Computational Biology are new discipline born from the simultaneous progress of information technologies and bio-technologies and their application to the study of biological phenomena. They leverage on the increasing growth of available biomolecular information and bio-medical-molecular knowledge, which they significantly contribute to enhance and help to apply also in the clinic.
The course aims to illustrate how computer science principles, technologies, methods and instruments can be profitably used for the computational analysis, information content increment and interpretation of biological data produced by genome sequencing, gene expression measurements and proteomics. It will be highlighted as the application to biological data of the engineering themes of data bases, information theory, data and text mining and others can contribute to increasing biomedical knowledge and improving health care.
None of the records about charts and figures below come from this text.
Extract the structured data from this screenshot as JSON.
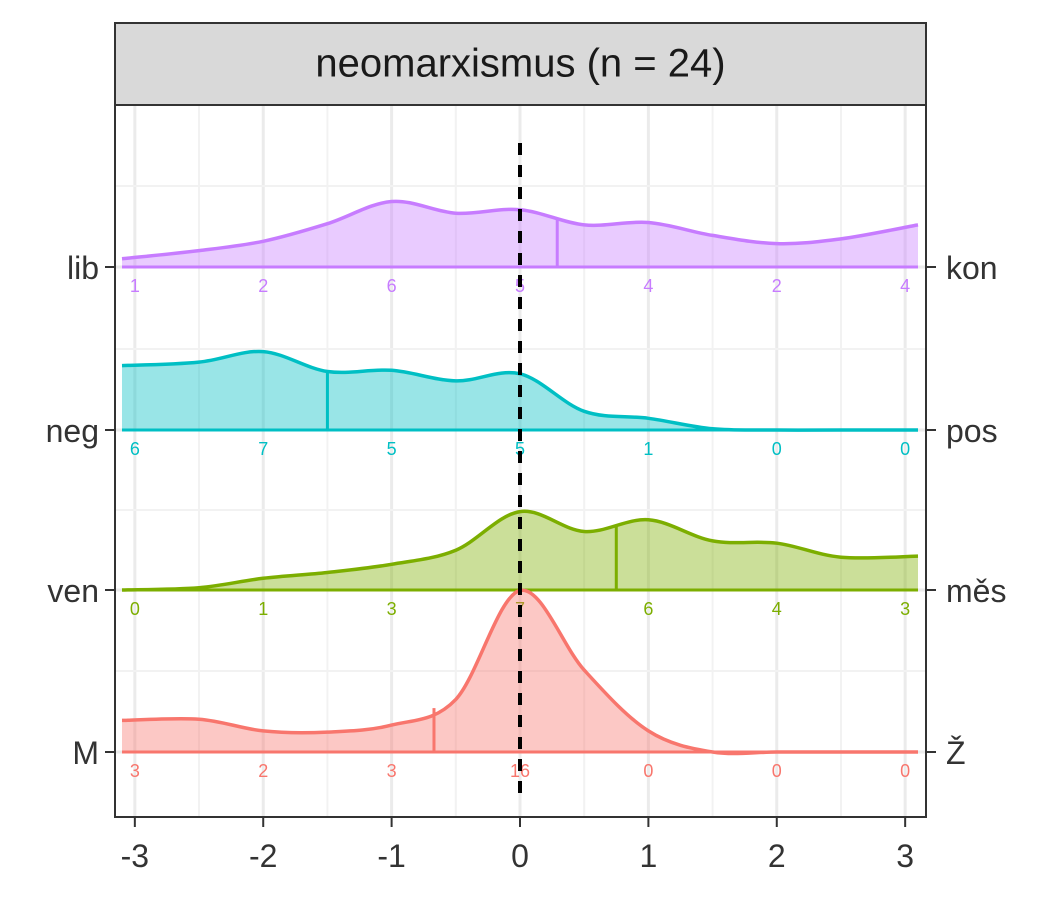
{
  "chart_data": {
    "type": "area",
    "title": "neomarxismus (n = 24)",
    "xlabel": "",
    "ylabel": "",
    "xlim": [
      -3.1,
      3.1
    ],
    "x_ticks": [
      "-3",
      "-2",
      "-1",
      "0",
      "1",
      "2",
      "3"
    ],
    "x_tick_values": [
      -3,
      -2,
      -1,
      0,
      1,
      2,
      3
    ],
    "reference_line_x": 0,
    "grid": true,
    "density_x": [
      -3.1,
      -2.5,
      -2.0,
      -1.5,
      -1.0,
      -0.5,
      0.0,
      0.5,
      1.0,
      1.5,
      2.0,
      2.5,
      3.1
    ],
    "count_x": [
      -3,
      -2,
      -1,
      0,
      1,
      2,
      3
    ],
    "series": [
      {
        "left_label": "lib",
        "right_label": "kon",
        "color": "#C77CFF",
        "density": [
          0.07,
          0.14,
          0.22,
          0.37,
          0.56,
          0.46,
          0.49,
          0.36,
          0.38,
          0.27,
          0.2,
          0.24,
          0.36
        ],
        "mean": 0.29,
        "counts": [
          "1",
          "2",
          "6",
          "5",
          "4",
          "2",
          "4"
        ]
      },
      {
        "left_label": "neg",
        "right_label": "pos",
        "color": "#00BFC4",
        "density": [
          0.55,
          0.58,
          0.67,
          0.5,
          0.51,
          0.42,
          0.48,
          0.16,
          0.1,
          0.01,
          0.0,
          0.0,
          0.0
        ],
        "mean": -1.5,
        "counts": [
          "6",
          "7",
          "5",
          "5",
          "1",
          "0",
          "0"
        ]
      },
      {
        "left_label": "ven",
        "right_label": "měs",
        "color": "#7CAE00",
        "density": [
          0.0,
          0.02,
          0.1,
          0.15,
          0.22,
          0.34,
          0.67,
          0.5,
          0.6,
          0.42,
          0.4,
          0.28,
          0.29
        ],
        "mean": 0.75,
        "counts": [
          "0",
          "1",
          "3",
          "7",
          "6",
          "4",
          "3"
        ]
      },
      {
        "left_label": "M",
        "right_label": "Ž",
        "color": "#F8766D",
        "density": [
          0.27,
          0.28,
          0.18,
          0.17,
          0.23,
          0.45,
          1.38,
          0.7,
          0.18,
          0.0,
          0.0,
          0.0,
          0.0
        ],
        "mean": -0.67,
        "counts": [
          "3",
          "2",
          "3",
          "16",
          "0",
          "0",
          "0"
        ]
      }
    ]
  }
}
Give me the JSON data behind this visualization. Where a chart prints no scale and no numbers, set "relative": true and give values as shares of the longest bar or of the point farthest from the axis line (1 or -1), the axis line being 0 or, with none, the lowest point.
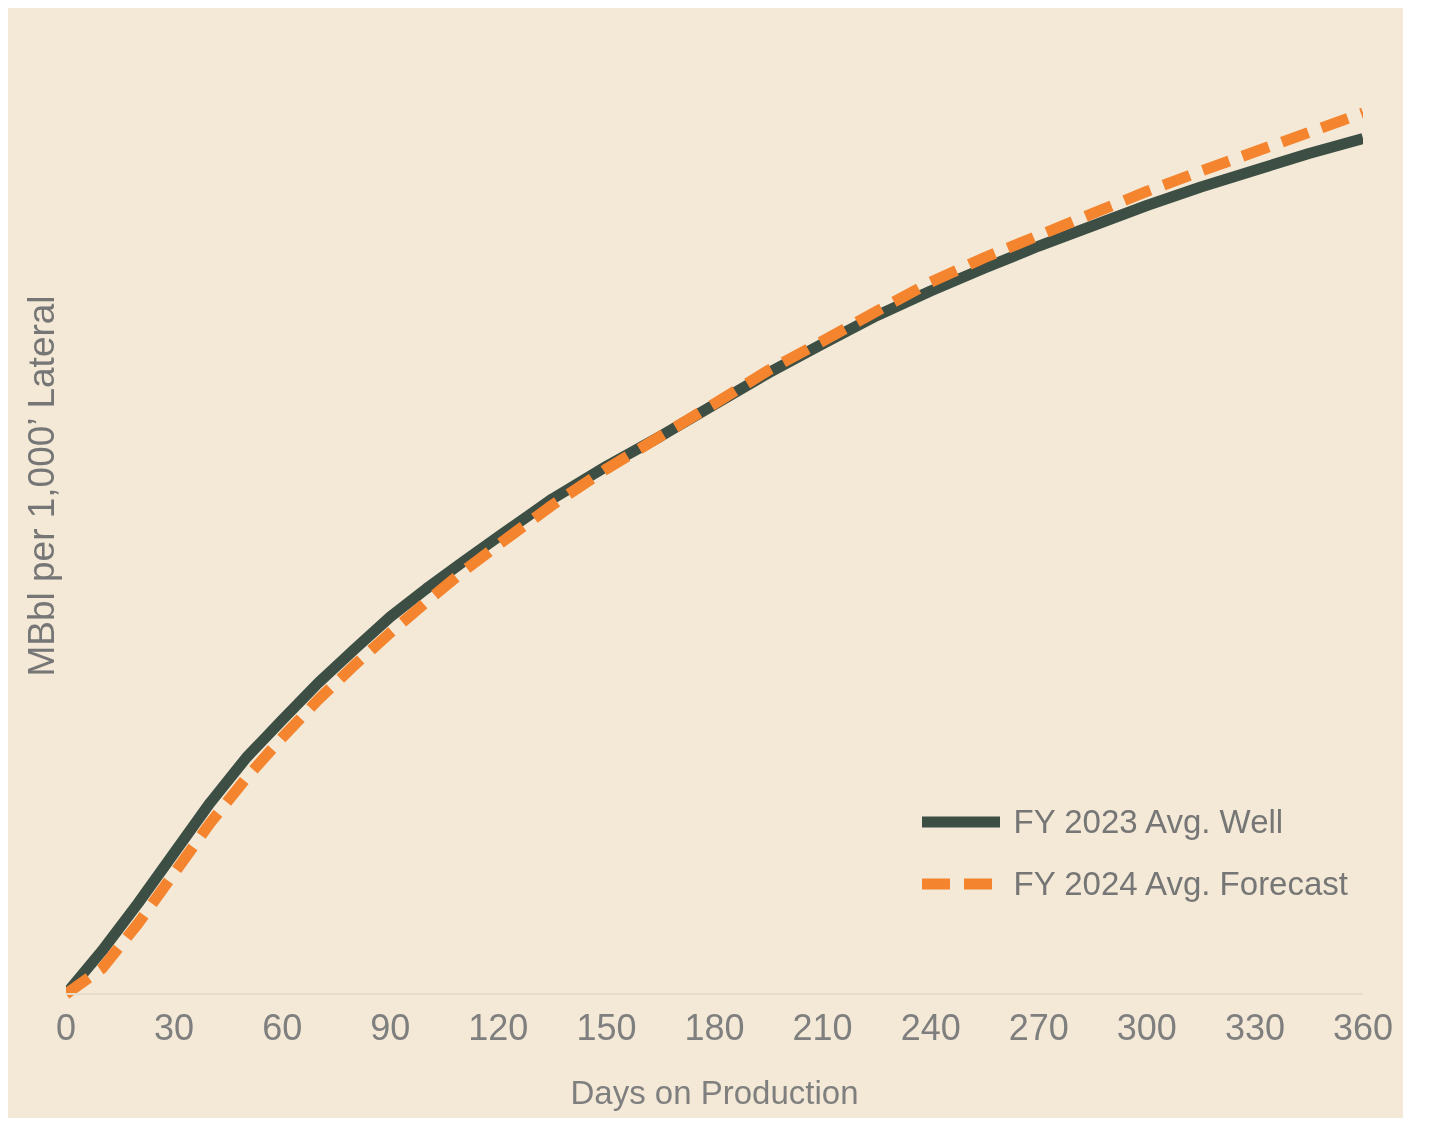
{
  "chart_data": {
    "type": "line",
    "xlabel": "Days on Production",
    "ylabel": "MBbl per 1,000’ Lateral",
    "relative": true,
    "x": [
      0,
      10,
      20,
      30,
      40,
      50,
      60,
      70,
      80,
      90,
      100,
      110,
      120,
      135,
      150,
      165,
      180,
      195,
      210,
      225,
      240,
      255,
      270,
      285,
      300,
      315,
      330,
      345,
      360
    ],
    "xlim": [
      0,
      360
    ],
    "xticks": [
      0,
      30,
      60,
      90,
      120,
      150,
      180,
      210,
      240,
      270,
      300,
      330,
      360
    ],
    "series": [
      {
        "name": "FY 2023 Avg. Well",
        "color": "#3d4f45",
        "line_style": "solid",
        "values": [
          0,
          0.049,
          0.103,
          0.16,
          0.217,
          0.268,
          0.311,
          0.353,
          0.391,
          0.428,
          0.46,
          0.49,
          0.519,
          0.562,
          0.599,
          0.633,
          0.669,
          0.705,
          0.738,
          0.77,
          0.798,
          0.824,
          0.849,
          0.872,
          0.895,
          0.916,
          0.935,
          0.954,
          0.971
        ]
      },
      {
        "name": "FY 2024 Avg. Forecast",
        "color": "#f5842f",
        "line_style": "dashed",
        "values": [
          0,
          0.029,
          0.08,
          0.137,
          0.194,
          0.245,
          0.291,
          0.334,
          0.373,
          0.41,
          0.445,
          0.479,
          0.51,
          0.555,
          0.596,
          0.633,
          0.67,
          0.708,
          0.741,
          0.775,
          0.808,
          0.836,
          0.861,
          0.886,
          0.911,
          0.934,
          0.956,
          0.978,
          1
        ]
      }
    ],
    "legend": "bottom right",
    "grid": false,
    "marker": "none"
  }
}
Design, execution and interpretation of multivariable experiments that produce large data sets; quantitative reasoning, models and simulations. Examples will be discussed to demonstrate “how” cell- level functions arise and “why” mechanistic knowledge allows us to predict cellular behaviors leading to disease states and drug responses.
An introduction to data integration and statistical methods used in contemporary Systems Biology, Bioinformatics and Systems Pharmacology research. The course covers methods to process raw data from genome and protein including data normalization, differential expression, clustering, enrichment analysis and network construction. The course contains practical tutorials for using tools and setting up pipelines, but it also covers the mathematics behind the methods applied within the tools.